|CONTRERAS, RYAN - Oregon State University|
|Rinehart, Timothy - Tim|
Submitted to: Digger
Publication Type: Trade Journal
Publication Acceptance Date: 7/1/2012
Publication Date: 8/1/2012
Citation: Contreras, R., Rinehart, T.A. 2012. An express route to perfection: Ornamental plant breeders have the tools at their disposal to expedite breeding for specific traits. Digger. 8:47-50. 2012.
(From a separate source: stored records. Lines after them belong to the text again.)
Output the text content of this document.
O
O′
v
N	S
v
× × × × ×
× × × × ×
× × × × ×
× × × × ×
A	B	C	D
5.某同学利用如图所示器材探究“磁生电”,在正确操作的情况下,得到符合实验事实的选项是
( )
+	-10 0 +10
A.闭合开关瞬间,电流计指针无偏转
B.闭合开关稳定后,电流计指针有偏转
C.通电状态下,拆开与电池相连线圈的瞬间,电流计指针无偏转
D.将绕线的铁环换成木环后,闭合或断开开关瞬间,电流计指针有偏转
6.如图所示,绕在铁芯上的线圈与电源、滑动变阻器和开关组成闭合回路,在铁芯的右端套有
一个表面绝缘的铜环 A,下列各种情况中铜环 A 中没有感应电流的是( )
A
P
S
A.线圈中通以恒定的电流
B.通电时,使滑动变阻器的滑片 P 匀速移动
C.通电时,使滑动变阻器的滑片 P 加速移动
Technical Abstract: Plants inherit traits the same way Gregor Mendel observed in his famous experiments with peas in the 1800s. Breeders select parents with one or more desirable traits and then look for superior combinations of these traits in their offspring. Seedlings must be rigorously evaluated for the desirable traits and screened for negative traits that will also segregate among the progeny. As the number of traits to evaluate increases, combinations of traits becomes increasingly rare and large numbers of seedlings must be screened. This is labor-intensive and time-consuming, especially if the traits are only expressed in adulthood such as flower color in ornamental trees. Some traits are masked by other, dominant genetic effects, and other traits can be destructive to observe, such as drought tolerance or disease resistance. Biotechnology offers the potential to associate important traits with bits of DNA, called markers. Breeders can indirectly select for traits by screening seedlings for the markers that are positively associated with the traits they desire. Seedlings lacking the appropriate markers or containing markers associated with negative traits can be discarded immediately. Breeders using this strategy, called marker assisted selection (MAS), can make more crosses with the same resources and only keep progeny that are most likely to have desirable combinations of traits. These same markers can be used to DNA fingerprint cultivars, identify parents and hybrids, and unambiguously resolve breeding and plant patent issues.